Is your whole cultural and national identity reduced to white shirt and black trousers? Weak. As for the other justifications - you can't disappear poverty by equalizing clothes; only give the illusion of doing so. But even that doesn't work as the richer kids will bring their expensive smartphones, jewelry, travel by car, etc. So the poor kids will still feel worse than the rich ones but will also lose the benefit of wearing the clothes they like, even if they are cheap ones. Therefore we see that the policy of school uniforms not only does not accomplish what it sets out to (presumably, making the poor kids feel better about their poverty) but even makes the situation worse. School uniforms are just a bandage above the actual problems - the poverty and the capitalist notions of worth; and the bandage doesn't even stick. Of course, not every school has such things and they might not be enforced in the same way. But they can get pretty heavy, as well; this US school pretty much defines the whole look of your kid:
Belts: First, second, and third grade students must wear belts with shirts tucked inside pants, shorts, and skirts. Pre-K and Kindergarten students may wear elastic waist paints.
So, you must wear a freaking belt. I've never done so in my life, they are pointless and uncomfortable. I don't see any justification (even a stupid one) for their enforcement, either.
Boy’s Hair: Hair must be clean and well groomed. Prohibited items include bandannas, hair wraps/scarfs, large headbands, extremes in hairstyles (discretion of administration), unnatural human hair colors, lines, letters, or designs shaved in the head. Hair arranged in a manner detrimental to the performance of normal educational activities will be prohibited. Hair must be kept out of the eyes.
Girl’s Hair: Prohibited items include bandannas, hair rollers, hair wraps/scarfs, large headbands, extreme hairstyles (discretion of administration), unnatural human hair colors, lines, letters, or designs, shaved in the head. Hair arranged in a manner detrimental to the performance of normal educational activities will be prohibited.
Not Allowed: Purses, tattoos, false or long nails, sunglasses, oversized clothing, hats, large or hazardous jewelry.
You can't even tie your hair or grow your natural nails. There is zero point to this except destroying a kid's individuality and making him feel like a cog in the machine. The psychological damage will surely spill over into adulthood, as well.
Critics of the schooling system have usually focused on the general dumbing down of education or the particulars of the curriculum, such as the teaching / non-teaching of modern evolutionary theory or foreign languages (this is very common in Europe, which often teaches two additional ones).

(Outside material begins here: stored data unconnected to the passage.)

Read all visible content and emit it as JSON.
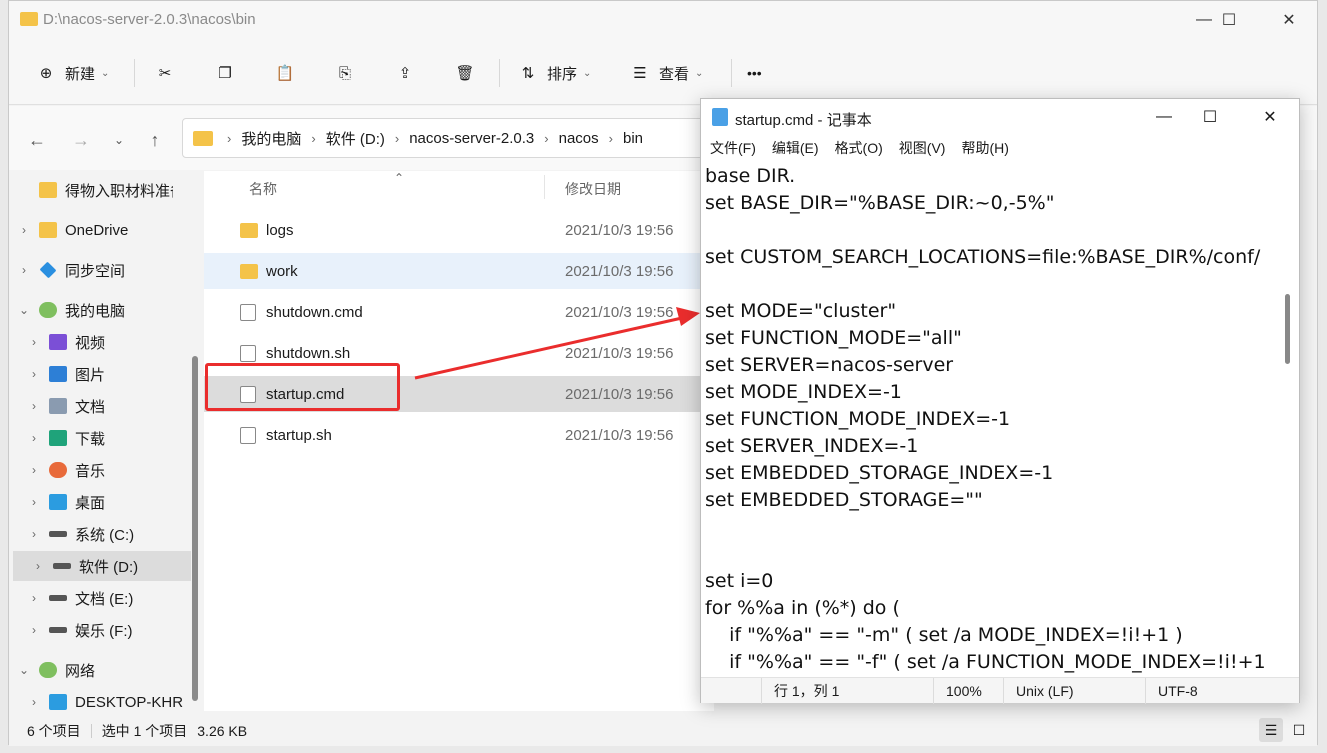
{
  "explorer": {
    "title": "D:\\nacos-server-2.0.3\\nacos\\bin",
    "toolbar": {
      "new_label": "新建",
      "sort_label": "排序",
      "view_label": "查看",
      "more_label": "•••"
    },
    "breadcrumb": [
      "我的电脑",
      "软件 (D:)",
      "nacos-server-2.0.3",
      "nacos",
      "bin"
    ],
    "sidebar": {
      "items": [
        {
          "label": "得物入职材料准备",
          "icon": "folder-icon",
          "color": "#f4c349"
        },
        {
          "label": "OneDrive",
          "icon": "folder-icon",
          "color": "#f4c349"
        },
        {
          "label": "同步空间",
          "icon": "sync-icon",
          "color": "#2a8fe0"
        },
        {
          "label": "我的电脑",
          "icon": "computer-icon",
          "color": "#7fbf5f"
        },
        {
          "label": "视频",
          "icon": "video-icon",
          "color": "#7b4fd6"
        },
        {
          "label": "图片",
          "icon": "image-icon",
          "color": "#2d7fd6"
        },
        {
          "label": "文档",
          "icon": "document-icon",
          "color": "#8a9bb0"
        },
        {
          "label": "下载",
          "icon": "download-icon",
          "color": "#1fa37a"
        },
        {
          "label": "音乐",
          "icon": "music-icon",
          "color": "#e86a3a"
        },
        {
          "label": "桌面",
          "icon": "desktop-icon",
          "color": "#2b9ce0"
        },
        {
          "label": "系统 (C:)",
          "icon": "drive-icon",
          "color": "#555555"
        },
        {
          "label": "软件 (D:)",
          "icon": "drive-icon",
          "color": "#555555"
        },
        {
          "label": "文档 (E:)",
          "icon": "drive-icon",
          "color": "#555555"
        },
        {
          "label": "娱乐 (F:)",
          "icon": "drive-icon",
          "color": "#555555"
        },
        {
          "label": "网络",
          "icon": "network-icon",
          "color": "#7fbf5f"
        },
        {
          "label": "DESKTOP-KHR",
          "icon": "monitor-icon",
          "color": "#2b9ce0"
        }
      ]
    },
    "columns": {
      "name": "名称",
      "modified": "修改日期"
    },
    "files": [
      {
        "name": "logs",
        "date": "2021/10/3 19:56",
        "type": "folder"
      },
      {
        "name": "work",
        "date": "2021/10/3 19:56",
        "type": "folder"
      },
      {
        "name": "shutdown.cmd",
        "date": "2021/10/3 19:56",
        "type": "script"
      },
      {
        "name": "shutdown.sh",
        "date": "2021/10/3 19:56",
        "type": "script"
      },
      {
        "name": "startup.cmd",
        "date": "2021/10/3 19:56",
        "type": "script"
      },
      {
        "name": "startup.sh",
        "date": "2021/10/3 19:56",
        "type": "script"
      }
    ],
    "status": {
      "count": "6 个项目",
      "selected": "选中 1 个项目",
      "size": "3.26 KB"
    }
  },
  "notepad": {
    "title": "startup.cmd - 记事本",
    "menu": [
      "文件(F)",
      "编辑(E)",
      "格式(O)",
      "视图(V)",
      "帮助(H)"
    ],
    "content": "base DIR.\nset BASE_DIR=\"%BASE_DIR:~0,-5%\"\n\nset CUSTOM_SEARCH_LOCATIONS=file:%BASE_DIR%/conf/\n\nset MODE=\"cluster\"\nset FUNCTION_MODE=\"all\"\nset SERVER=nacos-server\nset MODE_INDEX=-1\nset FUNCTION_MODE_INDEX=-1\nset SERVER_INDEX=-1\nset EMBEDDED_STORAGE_INDEX=-1\nset EMBEDDED_STORAGE=\"\"\n\n\nset i=0\nfor %%a in (%*) do (\n    if \"%%a\" == \"-m\" ( set /a MODE_INDEX=!i!+1 )\n    if \"%%a\" == \"-f\" ( set /a FUNCTION_MODE_INDEX=!i!+1",
    "status": {
      "position": "行 1，列 1",
      "zoom": "100%",
      "eol": "Unix (LF)",
      "encoding": "UTF-8"
    }
  },
  "colors": {
    "highlight": "#ea2d2d",
    "selected_row": "#dcdcdc",
    "hover_row": "#e8f1fb"
  }
}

These are - at best - side issues; all those critics are still fine with the general curriculum system, which is the actual problem. They are fine with all the disgusting things I've mentioned in the intro and other sections, as long as one of their favorite subjects is being taught the way they want to. It is like wanting your head cut off, as long as the scythe is of your favorite color.

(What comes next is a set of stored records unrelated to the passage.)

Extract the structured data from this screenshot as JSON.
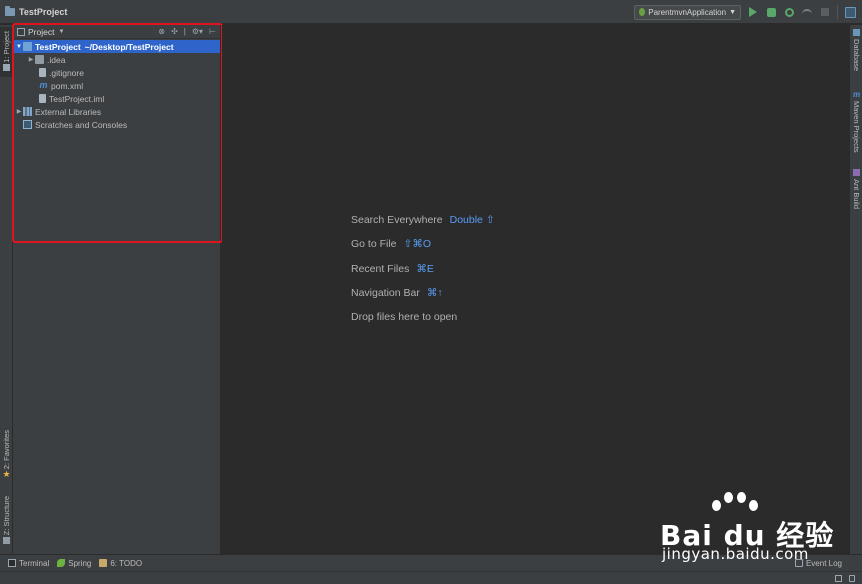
{
  "navbar": {
    "project_name": "TestProject",
    "run_config": "ParentmvnApplication"
  },
  "left_strip": {
    "project_tab": "1: Project",
    "favorites_tab": "2: Favorites",
    "structure_tab": "Z: Structure"
  },
  "right_strip": {
    "database_tab": "Database",
    "maven_tab": "Maven Projects",
    "ant_tab": "Ant Build"
  },
  "project_panel": {
    "title": "Project",
    "tree": [
      {
        "label": "TestProject",
        "path": "~/Desktop/TestProject",
        "icon": "folder-icon"
      },
      {
        "label": ".idea",
        "icon": "folder-icon"
      },
      {
        "label": ".gitignore",
        "icon": "file-icon"
      },
      {
        "label": "pom.xml",
        "icon": "maven-icon"
      },
      {
        "label": "TestProject.iml",
        "icon": "module-file-icon"
      },
      {
        "label": "External Libraries",
        "icon": "library-icon"
      },
      {
        "label": "Scratches and Consoles",
        "icon": "scratch-icon"
      }
    ]
  },
  "editor": {
    "hints": [
      {
        "label": "Search Everywhere",
        "key": "Double ⇧"
      },
      {
        "label": "Go to File",
        "key": "⇧⌘O"
      },
      {
        "label": "Recent Files",
        "key": "⌘E"
      },
      {
        "label": "Navigation Bar",
        "key": "⌘↑"
      },
      {
        "label": "Drop files here to open",
        "key": ""
      }
    ]
  },
  "bottom_bar": {
    "terminal": "Terminal",
    "spring": "Spring",
    "todo": "6: TODO",
    "event_log": "Event Log"
  },
  "watermark": {
    "brand": "Bai du 经验",
    "url": "jingyan.baidu.com"
  },
  "colors": {
    "selection": "#2f65ca",
    "highlight_box": "#e0141f",
    "shortcut": "#589df6"
  }
}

Okay, this has been rotting here for way too long, so I want to get to the point. School is designed to make people tolerate abuse and not resist - "education" provides plausible deniability. This is why it's so important to prevent the kids from standing, talking, or making any of their own decisions. Because this is the kind of populace the elites want. The one that takes their vaccines, works their shitty jobs, votes for their abusive rulers - all without a squeak. And ten years of obedience training in school creates exactly such people. "Education" is an almost perfect excuse, since who doesn't want their kid to be "educated"? But when you dig deep into it, no real learning happens in school - so we have to seek explanation elsewhere. And obedience training provides the perfect one.